My 2014 table of Full Moons and their Chicago risings is now available at www.CurtRenz.com/moon

The calculations were made for the location of the Adler Planetarium but should be good enough throughout Chicagoland.

The center column indicates the moment when the Moon would theoretically appear most fully illuminated each month. Of course half of the time the Moon would actually be below the horizon. Shown are the percentage of the lunar disk illuminated, angular diameter and relative brightness.

The left and right columns indicate the two risings of the Moon on either side of the moment of greatest illumination. In addition to the other data the Moon’s rising azimuth is given. The data in red is for the monthly moonrise in which the Moon is the most fully illuminated.

[Paulie pchris00]

The first full Moon of 20:14 occurred at 10:44 PM CST. I was out observing Luna about 2 1/2 hours before that. So while these images are from a little before "full," it was close enough to call it the first full Moon of the year.

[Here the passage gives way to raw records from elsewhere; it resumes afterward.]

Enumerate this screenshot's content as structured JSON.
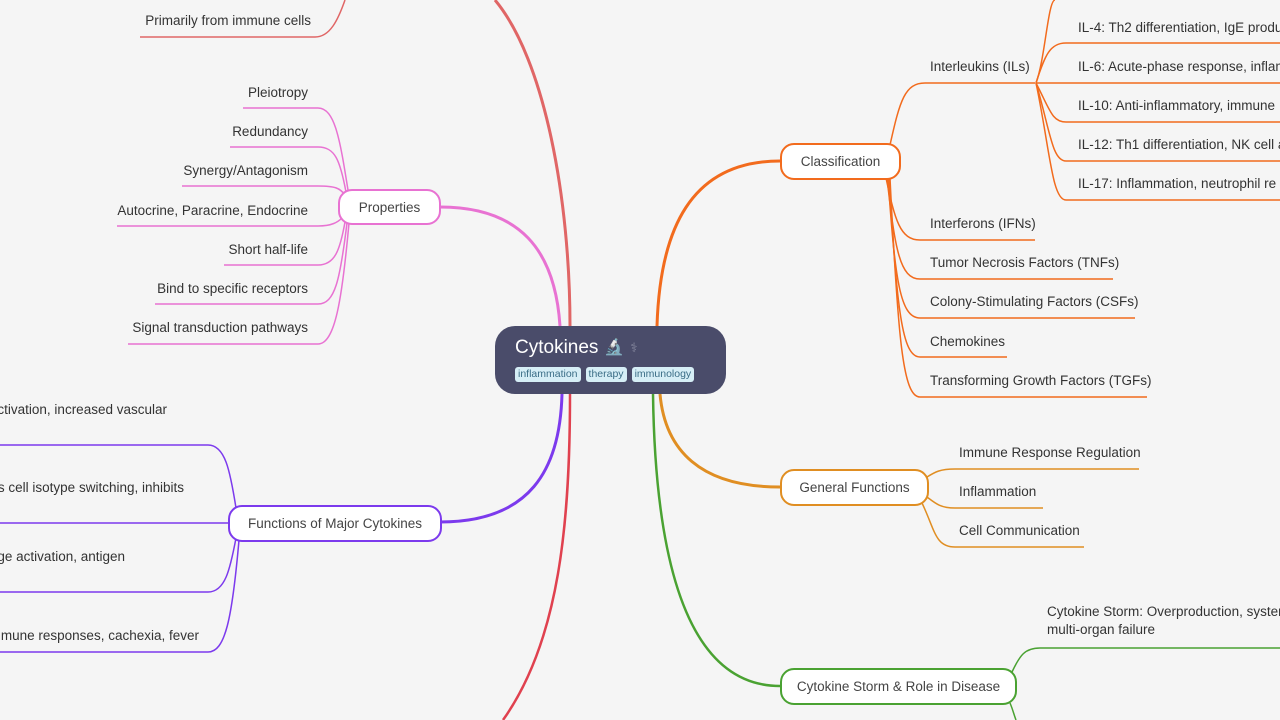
{
  "root": {
    "title": "Cytokines",
    "icons": [
      "microscope-icon",
      "medical-staff-icon"
    ],
    "icon_glyphs": [
      "🔬",
      "⚕"
    ],
    "tags": [
      "inflammation",
      "therapy",
      "immunology"
    ]
  },
  "colors": {
    "root_bg": "#4a4c6a",
    "classification": "#f26b1d",
    "general_functions": "#e08e22",
    "cytokine_storm": "#4aa232",
    "properties": "#e872d2",
    "functions_major": "#7c3aed",
    "source": "#e06666",
    "bottom_red": "#e0414f"
  },
  "branches": {
    "source": {
      "leaves": [
        "Primarily from immune cells"
      ]
    },
    "properties": {
      "label": "Properties",
      "leaves": [
        "Pleiotropy",
        "Redundancy",
        "Synergy/Antagonism",
        "Autocrine, Paracrine, Endocrine",
        "Short half-life",
        "Bind to specific receptors",
        "Signal transduction pathways"
      ]
    },
    "functions_major": {
      "label": "Functions of Major Cytokines",
      "leaves": [
        "ctivation, increased vascular",
        "s cell isotype switching, inhibits",
        "ge activation, antigen",
        "nmune responses, cachexia, fever"
      ]
    },
    "classification": {
      "label": "Classification",
      "interleukins": {
        "label": "Interleukins (ILs)",
        "leaves": [
          "IL-4: Th2 differentiation, IgE produ",
          "IL-6: Acute-phase response, inflam",
          "IL-10: Anti-inflammatory, immune",
          "IL-12: Th1 differentiation, NK cell a",
          "IL-17: Inflammation, neutrophil re"
        ]
      },
      "leaves": [
        "Interferons (IFNs)",
        "Tumor Necrosis Factors (TNFs)",
        "Colony-Stimulating Factors (CSFs)",
        "Chemokines",
        "Transforming Growth Factors (TGFs)"
      ]
    },
    "general_functions": {
      "label": "General Functions",
      "leaves": [
        "Immune Response Regulation",
        "Inflammation",
        "Cell Communication"
      ]
    },
    "cytokine_storm": {
      "label": "Cytokine Storm & Role in Disease",
      "leaves": [
        "Cytokine Storm: Overproduction, syster\nmulti-organ failure"
      ],
      "leaf_line1": "Cytokine Storm: Overproduction, syster",
      "leaf_line2": "multi-organ failure"
    }
  }
}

Full Moon, as imaged by my Samsung phone.




Full Moon, playing with contrast to highlight albedo differences.




Luna, with Jupiter nearby.


I don't remember the temperature or windchill conditions for this session, but it was cold. Here's hoping it was not just the first full Moon of 2014, but the coldest one.

[Centaur]

Thanks, Paulie, for braving the cold and sharing your fine Full Moon photos. You are a trooper, no matter what Yoda says.

Indeed, it can be called a Full Moon for about a day on either side of maximum. Certainly within 12 hours. It was closer to full than you thought. My diagram for 15 Full Moons gives the geocentric (center of Earth) time for greatest illumination, and that indeed was 22:44 CST. It is my chart of Full Moon Rising over Chicago that provides a better time for us. That was 21:39 CST. The Full Moon time for my monthly astronomical calendar (21:40) is for Arlington Heights and is usually within a minute or two of that for the Adler Planetarium.  

For Full Moon predictions, popular publications give the time for the 180° difference in geocentric ecliptical longitude between the Moon and Sun. That's relatively easy to calculate, but is a bit off if one wants the time of greatest fraction of the lunar disk illuminated geocentrically, let alone topocentrically. The Moon's ecliptical latitude and changes in distance are factors ignored by the traditional method in addition to an observer's location on the surface of the Earth. Now that I have a high speed computer and no longer use a slide rule or logarithm tables, I can quickly predict the time the Moon appears fullest for any location.

Let's hope Joe resumes Full Moon parties when the weather warms up.